After police, the courts!

Civil society triggers police reforms. Can it trigger judicial reforms too?

It is undoubtedly a major triumph for Indian civil society—using rights and tools that the Constitution makes available to ordinary Indian citizens, Prakash Singh and Common Cause India have “demolished in one stroke the colonial police structure which was hanging like a millstone around our necks for the last 145 years and more”. The power of public interest litigation (PIL) has once again been demonstrated. Singh, a retired BSF chief, outlines what the Supreme Court’s decision implies.

The question, however, is whether this Court should further wait for Governments to take suitable steps for police reforms. The answer has to be in the negative.

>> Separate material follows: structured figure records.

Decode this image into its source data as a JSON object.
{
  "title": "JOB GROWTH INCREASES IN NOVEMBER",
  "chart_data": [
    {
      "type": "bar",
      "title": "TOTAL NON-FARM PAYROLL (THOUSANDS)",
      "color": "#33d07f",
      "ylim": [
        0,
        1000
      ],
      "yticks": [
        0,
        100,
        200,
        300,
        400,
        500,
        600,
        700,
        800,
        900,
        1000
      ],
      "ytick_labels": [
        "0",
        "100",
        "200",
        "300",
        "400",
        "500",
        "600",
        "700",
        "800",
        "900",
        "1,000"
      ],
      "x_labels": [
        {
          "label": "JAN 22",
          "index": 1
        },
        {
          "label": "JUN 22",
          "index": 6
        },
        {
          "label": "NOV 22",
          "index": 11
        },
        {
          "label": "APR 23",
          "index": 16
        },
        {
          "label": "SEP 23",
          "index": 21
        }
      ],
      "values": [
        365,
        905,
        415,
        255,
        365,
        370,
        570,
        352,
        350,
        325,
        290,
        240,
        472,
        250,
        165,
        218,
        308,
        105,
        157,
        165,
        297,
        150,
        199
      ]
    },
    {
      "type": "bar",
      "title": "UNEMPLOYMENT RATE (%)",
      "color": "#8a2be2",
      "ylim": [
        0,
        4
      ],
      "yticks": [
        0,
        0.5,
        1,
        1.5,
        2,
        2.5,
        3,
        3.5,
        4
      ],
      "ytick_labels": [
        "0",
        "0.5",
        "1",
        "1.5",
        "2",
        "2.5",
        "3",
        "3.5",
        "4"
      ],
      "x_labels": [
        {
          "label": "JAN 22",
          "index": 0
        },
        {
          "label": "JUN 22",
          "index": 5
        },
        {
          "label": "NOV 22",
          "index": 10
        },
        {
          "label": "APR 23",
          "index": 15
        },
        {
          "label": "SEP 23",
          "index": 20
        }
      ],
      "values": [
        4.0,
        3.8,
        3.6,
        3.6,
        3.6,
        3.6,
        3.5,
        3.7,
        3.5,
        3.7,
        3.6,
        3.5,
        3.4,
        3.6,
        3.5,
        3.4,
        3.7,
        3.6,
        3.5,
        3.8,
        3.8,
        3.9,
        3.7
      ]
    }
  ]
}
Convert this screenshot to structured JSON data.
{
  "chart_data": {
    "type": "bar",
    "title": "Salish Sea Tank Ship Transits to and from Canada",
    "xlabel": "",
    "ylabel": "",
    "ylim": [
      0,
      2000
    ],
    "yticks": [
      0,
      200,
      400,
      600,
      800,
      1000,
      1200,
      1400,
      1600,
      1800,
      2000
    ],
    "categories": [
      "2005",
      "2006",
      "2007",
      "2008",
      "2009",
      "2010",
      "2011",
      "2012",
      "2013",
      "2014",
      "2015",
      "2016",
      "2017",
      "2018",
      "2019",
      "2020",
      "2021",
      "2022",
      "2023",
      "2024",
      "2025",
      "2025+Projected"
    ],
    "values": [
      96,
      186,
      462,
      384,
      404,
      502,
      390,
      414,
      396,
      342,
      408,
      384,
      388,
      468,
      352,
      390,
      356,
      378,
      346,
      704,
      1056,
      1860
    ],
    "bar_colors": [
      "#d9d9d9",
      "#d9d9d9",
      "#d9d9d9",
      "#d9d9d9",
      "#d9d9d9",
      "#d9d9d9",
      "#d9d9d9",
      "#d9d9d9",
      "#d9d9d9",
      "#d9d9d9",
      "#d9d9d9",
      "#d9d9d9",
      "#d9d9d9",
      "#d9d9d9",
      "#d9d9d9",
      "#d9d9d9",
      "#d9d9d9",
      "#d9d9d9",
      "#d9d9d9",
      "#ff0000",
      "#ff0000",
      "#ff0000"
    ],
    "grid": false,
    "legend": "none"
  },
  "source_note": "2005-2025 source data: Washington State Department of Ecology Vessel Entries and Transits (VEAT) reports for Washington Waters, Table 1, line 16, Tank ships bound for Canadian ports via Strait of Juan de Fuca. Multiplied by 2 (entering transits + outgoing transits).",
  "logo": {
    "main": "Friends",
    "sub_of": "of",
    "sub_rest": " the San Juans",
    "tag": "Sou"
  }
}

Having regard to (i) the gravity of the problem; (ii) the urgent need for preservation and strengthening of Rule of Law; (iii) pendency of even this petition for last over ten years; (iv) the fact that various Commissions and Committees have made recommendations on similar lines for introducing reforms in the police set-up in the country; and (v) total uncertainty as to when police reforms would be introduced, we think that there cannot be any further wait, and the stage has come for issue of appropriate directions for immediate compliance so as to be operative till such time a new model Police Act is prepared by the Central Government and/or the State Governments pass the requisite legislations. [Prakash Singh & Others vs Union of India & Others/Supreme Court of India]

More than simply redressing grievances or ordering the Executive to implement police reforms, the Supreme Court actually proposes setting up institutions and processes to free the police from partisan political interference. Such an action in itself may be insufficient to reform India’s police forces. However, it has forced open an issue that politicians are only too keen to bury. It will now be difficult for the political class to sidestep the issue.

So the Judiciary has stepped in to fill a breach created by the Executive. But there’s another problem that requires urgent attention—who will now propose institutions and processes to clear the immense judicial backlog? The judgement on this PIL, for example, came 10 years after its filing. Quis custodiet ipsos custodes?

3 thoughts on “After police, the courts!”

  1. How come there is shortage of judges? That one thing that does not
    make sense. Is India not producing enough lawyers. Only way
    backlog is going to eliminated is by more judges and penalties for
    any party not showing up for trails. My uncle had to fight a 30 year
    battle over someone building illegally on his property. Even then
    he didn’t get justice. If that happened to me, I would definitely take law
    in my own hands.

  2. Police reforms are an extremely positive step forward. I like the way they take a near 360 degree view of the problems that affect policing in India i.e. they attempt to ease the police burden by separating investigation from law enforcement, they attempt to increase accountability and also drastically reduce political influence over appointments and promotions. But I would have also liked further reforms in witness protection and community participation.

    Also, having given just a 3 month timeline to the government for implementing the reforms, the court has left a door open for either a haphazard or a diluted implementation.